Runyan set up his own lobbying shop in 2009 after leaving the employ of International Paper.
The envelope and paper lobby don't get all the credit, though. The AFL-CIO — specifically the National Association of Letter Carriers — lobbied to keep the paper prospectuses flying.
Of course it was lawmakers from Maine, historically a timber capital of the U.S., who carried the ball for the paper lobby — excuse me, for the Consumers for Paper Options. Republican Senator Susan Collins worried about "confusion and potential financial discord among the Americans who receive these financial disclosures," the Wall Street Journal reported.
This is almost laughable: A D.C. lobbyist forming a sham "consumer" protection to fight for federal rules requiring more paper and envelopes be wasted, while getting paid by the envelope lobby.

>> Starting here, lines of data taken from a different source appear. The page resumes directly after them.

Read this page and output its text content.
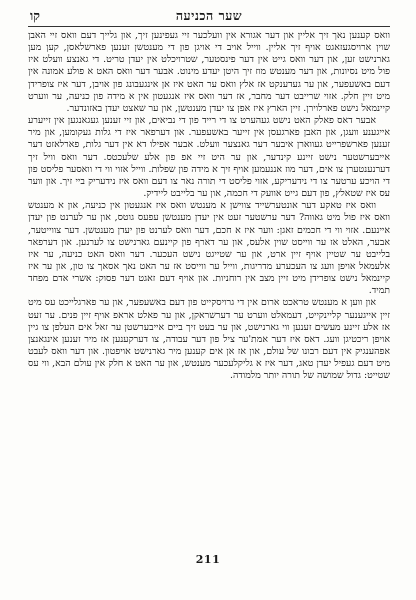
שער הכניעה
קו

וואס קענען נאך זיך אליין און דער אגורא אין וועלכער זיי געפינען זיך, און גלייך דעם וואס זיי האבן שוין ארויסגעזאגט אויף זיך אליין. ווייל אויב די אויגן פון די מענטשן זענען פארשלאסן, קען מען גארנישט זען, און דער וואס גייט אין דער פינסטער, שטרויכלט אין יעדן טריט. די גאנצע וועלט איז פול מיט נסיונות, און דער מענטש מוז זיך היטן יעדע מינוט. אבער דער וואס האט א פולע אמונה אין דעם באשעפער, און ער געדענקט אז אלץ וואס ער האט איז אן אינגעבונג פון אויבן, דער איז צופרידן מיט זיין חלק. אזוי שרייבט דער מחבר, אז דער וואס איז אנגעטון אין א מידה פון כניעה, ער ווערט קיינמאל נישט פארלוירן. זיין הארץ איז אפן צו יעדן מענטשן, און ער שאצט יעדן באזונדער.

אבער דאס פאלק האט נישט געהערט צו די רייד פון די נביאים, און זיי זענען געגאנגען אין זייערע אייגענע וועגן, און האבן פארגעסן אין זייער באשעפער. און דערפאר איז די גלות געקומען, און מיר זענען פארשפרייט געווארן איבער דער גאנצער וועלט. אבער אפילו דא אין דער גלות, פארלאזט דער אייבערשטער נישט זיינע קינדער, און ער היט זיי אפ פון אלע שלעכטס. דער וואס וויל זיך דערנענטערן צו אים, דער מוז אננעמען אויף זיך א מידה פון שפלות. ווייל אזוי ווי די וואסער פליסט פון די הויכע ערטער צו די נידעריקע, אזוי פליסט די תורה נאר צו דעם וואס איז נידעריק ביי זיך. און ווער עס איז שטאלץ, פון דעם גייט אוועק די חכמה, און ער בלייבט ליידיק.

וואס איז טאקע דער אונטערשייד צווישן א מענטש וואס איז אנגעטון אין כניעה, און א מענטש וואס איז פול מיט גאווה? דער ערשטער זעט אין יעדן מענטשן עפעס גוטס, און ער לערנט פון יעדן איינעם. אזוי ווי די חכמים זאגן: ווער איז א חכם, דער וואס לערנט פון יעדן מענטשן. דער צווייטער, אבער, האלט אז ער ווייסט שוין אלעס, און ער דארף פון קיינעם גארנישט צו לערנען. און דערפאר בלייבט ער שטיין אויף זיין ארט, און ער שטייגט נישט העכער. דער וואס האט כניעה, ער איז אלעמאל אויפן וועג צו העכערע מדריגות, ווייל ער ווייסט אז ער האט נאך אסאך צו טון, און ער איז קיינמאל נישט צופרידן מיט זיין מצב אין רוחניות. און אויף דעם זאגט דער פסוק: אשרי אדם מפחד תמיד.

און ווען א מענטש טראכט ארום אין די גרויסקייט פון דעם באשעפער, און ער פארגלייכט עס מיט זיין אייגענער קליינקייט, דעמאלט ווערט ער דערשראקן, און ער פאלט אראפ אויף זיין פנים. ער זעט אז אלע זיינע מעשים זענען ווי גארנישט, און ער בעט זיך ביים אייבערשטן ער זאל אים העלפן צו גיין אויפן ריכטיגן וועג. דאס איז דער אמת'ער ציל פון דער עבודה, צו דערקענען אז מיר זענען אינגאנצן אפהענגיק אין דעם רבונו של עולם, און אז אן אים קענען מיר גארנישט אויפטון. און דער וואס לעבט מיט דעם געפיל יעדן טאג, דער איז א גליקלעכער מענטש, און ער האט א חלק אין עולם הבא, ווי עס שטייט: גדול שמושה של תורה יותר מלמודה.

211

But the envelope CEOs and the paper lobbyists aren't the only ones who care about keeping this junkmail flowing. Those paper mills that exist in the U.S. are deeply threatened by digitization. Among the shrinking list of things that go on paper these days are things the government forces people to put on paper. Allow mutual funds to mail fewer prospectuses, and those paper mills will lose a significant amount of work.
The employees at these mills will see their hours reduced, if they're not simply laid off. The added costs of mailing me unwanted paper nibbles away the value of my retirement account, but is a tiny uptick in my 401(k) really worth laying off paper mill worker in East Millinocket, Maine?
This argument is emotionally compelling, and it may even be convincing until you remember the essence of it: that the government should require waste — literal waste, gratiuitous destruction of assets — in order to preserve the jobs of the people who create an unwanted product.
Here's the thing about the federal rule requiring the mailing of the prospectus: It's absurd and wasteful, and it differs only in degree from most subsidies whose defenders use the same "save the jobs" rhetoric.
Export-Import Bank board-member-turned lobbyist Dan Renberg told me during a debate that while on Ex-Im's board: "I always tried to think of some employee somewhere in this country, maybe works on a line at the Deere Works in Waterloo, Iowa, and I thought maybe that guy is able to buy a better baseball glove for his 8-year-old son," because Ex-Im is subsidizing Deere's exports.
But Ex-Im loan guarantees push capital away from where the market would have allocated it and towards the politically favored buyers (such as Air China). Insofar as the government is worse at picking good investments than the market is, that's waste.
The federal ethanol mandate supports many jobs in the corn and ethanol industry. It's also extremely wasteful. Any regulation that requires tons of paperwork creates paperwork jobs, which are deadweight loss as far as the economy is concerned, but food on the table as far as some regulators and compliance officers are concerned.
In the paper story, we see that it's absurd for the government to mandate waste in order to make jobs for people to create and ship waste. This should make us reflect on other mandates, regulations and subsidies.
We should be thankful to Consumers for Paper Options for revealing so clearly the true nature of Washington.